The following information is taken verbatim from: APA Style. Visit this page for more information on citing AI in text and reference lists in APA style.
"If you’ve used ChatGPT or other AI tools in your research, describe how you used the tool in your Method section or in a comparable section of your paper. For literature reviews or other types of essays or response or reaction papers, you might describe how you used the tool in your introduction. In your text, provide the prompt you used and then any portion of the relevant text that was generated in response."
Example:
When prompted with “Is the left brain right brain divide real or a metaphor?” the ChatGPT-generated text indicated that although the two brain hemispheres are somewhat specialized, “the notation that people can be characterized as ‘left-brained’ or ‘right-brained’ is considered to be an oversimplification and a popular myth” (OpenAI, 2025).
Reference
OpenAI. (2025, October 1). Is the left brain right brain divide real or a metaphor? [Generative AI chat]. ChatGPT.
https://chat.openai.com/chat
Author. (Year, month day). Title of chat in italics [Description, such as Generative AI chat]. Source and/or Model. URL
The following information is taken verbatim from: MLA Style Center. Visit this page for more information on citing AI according to the Modern Language Association citation style.
Author
We do not recommend treating the AI tool as an author. This recommendation follows the policies developed by various publishers, including Cambridge University Press, the partner publisher of the MLA’s journal PMLA.
Title of Source
Describe what was generated by the AI tool. This may involve including information about the prompt in the Title of Source element if you have not done so in the text.
Title of Container
Use the Title of Container element to name the AI tool (e.g., ChatGPT).
Version
Name the specific AI model or model version as specifically as possible. For instance, the examples in this post were developed using the GPT-4o model of ChatGPT.
Publisher
Name the company that made the tool.
Date
Give the date the content was generated.
Location
Give the stable, shareable URL for accessing the generated content (e.g., text, an image, etc.). For example, tools like OpenAI’s ChatGPT and DALL-E allow you to share a link by clicking the Share link at the top of the chat conversation. If the tool you are using doesn’t provide a stable, shareable URL, provide the general URL for the tool.
Works Cited
"Tell me about confirmation bias" prompt. ChatGPT, model GPT-4o, OpenAI, 12 Apr. 2023, chat.openai.com/chat
"Title of Source" prompt. AI platform, Version, Company, Date of your prompt: Day Month Year, URL
The following information is taken verbatim from: https://www.chicagomanualofstyle.org/qanda/data/faq/topics/Documentation/faq0422.html. Visit this page for more information on citing AI according to the The Chicago Manual of Style.
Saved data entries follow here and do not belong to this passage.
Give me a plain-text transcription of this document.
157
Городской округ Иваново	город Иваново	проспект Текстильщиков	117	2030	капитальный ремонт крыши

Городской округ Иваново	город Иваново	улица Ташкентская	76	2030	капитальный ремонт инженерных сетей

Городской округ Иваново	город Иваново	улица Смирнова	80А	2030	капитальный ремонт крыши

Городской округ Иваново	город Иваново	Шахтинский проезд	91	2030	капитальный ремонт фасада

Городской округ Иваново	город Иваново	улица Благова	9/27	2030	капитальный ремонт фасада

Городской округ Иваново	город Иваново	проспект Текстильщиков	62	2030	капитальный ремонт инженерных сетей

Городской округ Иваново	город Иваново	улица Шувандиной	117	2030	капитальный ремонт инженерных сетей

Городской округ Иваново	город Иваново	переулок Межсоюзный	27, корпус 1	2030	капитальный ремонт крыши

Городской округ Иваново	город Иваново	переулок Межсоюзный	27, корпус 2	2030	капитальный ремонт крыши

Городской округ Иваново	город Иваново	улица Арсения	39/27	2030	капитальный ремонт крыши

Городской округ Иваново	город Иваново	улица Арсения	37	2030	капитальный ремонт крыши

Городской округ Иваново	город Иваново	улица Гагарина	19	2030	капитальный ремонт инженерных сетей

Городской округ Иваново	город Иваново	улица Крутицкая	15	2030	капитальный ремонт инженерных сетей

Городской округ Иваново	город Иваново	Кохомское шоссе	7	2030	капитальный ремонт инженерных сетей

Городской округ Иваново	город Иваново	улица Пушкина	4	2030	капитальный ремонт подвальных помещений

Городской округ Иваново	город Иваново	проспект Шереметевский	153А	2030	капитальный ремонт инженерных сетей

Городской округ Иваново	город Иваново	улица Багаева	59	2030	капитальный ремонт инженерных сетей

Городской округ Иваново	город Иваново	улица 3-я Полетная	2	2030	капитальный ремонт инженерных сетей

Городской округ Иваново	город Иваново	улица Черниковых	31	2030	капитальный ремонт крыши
Many scholarly publishers are requiring its identification though also requiring human authors to take responsibility for it and will not permit the AI to have “authorship.”
You do need to credit ChatGPT and similar tools whenever you use the text that they generate in your own work. But for most types of writing, you can simply acknowledge the AI tool in your text (e.g., “The following recipe for pizza dough was generated by ChatGPT”).
If you need a more formal citation—for example, for a student paper or for a research article—a numbered footnote or endnote might look like this:
1. Text generated by ChatGPT, OpenAI, March 7, 2023, https://chat.openai.com/chat.
ChatGPT stands in as “author” of the content, and OpenAI (the company that developed ChatGPT) is the publisher or sponsor, followed by the date the text was generated. After that, the URL tells us where the ChatGPT tool may be found, but because readers can’t necessarily get to the cited content (see below), that URL isn’t an essential element of the citation.
If the prompt hasn’t been included in the text, it can be included in the note:
1. ChatGPT, response to “Explain how to make pizza dough from common household ingredients,” OpenAI, March 7, 2023.
If you’ve edited the AI-generated text, you should say so in the text or at the end of the note (e.g., “edited for style and content”). But you don’t need to say, for example, that you’ve applied smart quotes or adjusted the font; changes like those can be imposed silently (see CMOS 13.7 and 13.8).
If you’re using author-date instead of notes, any information not in the text would be placed in a parenthetical text reference. For example, “(ChatGPT, March 7, 2023).”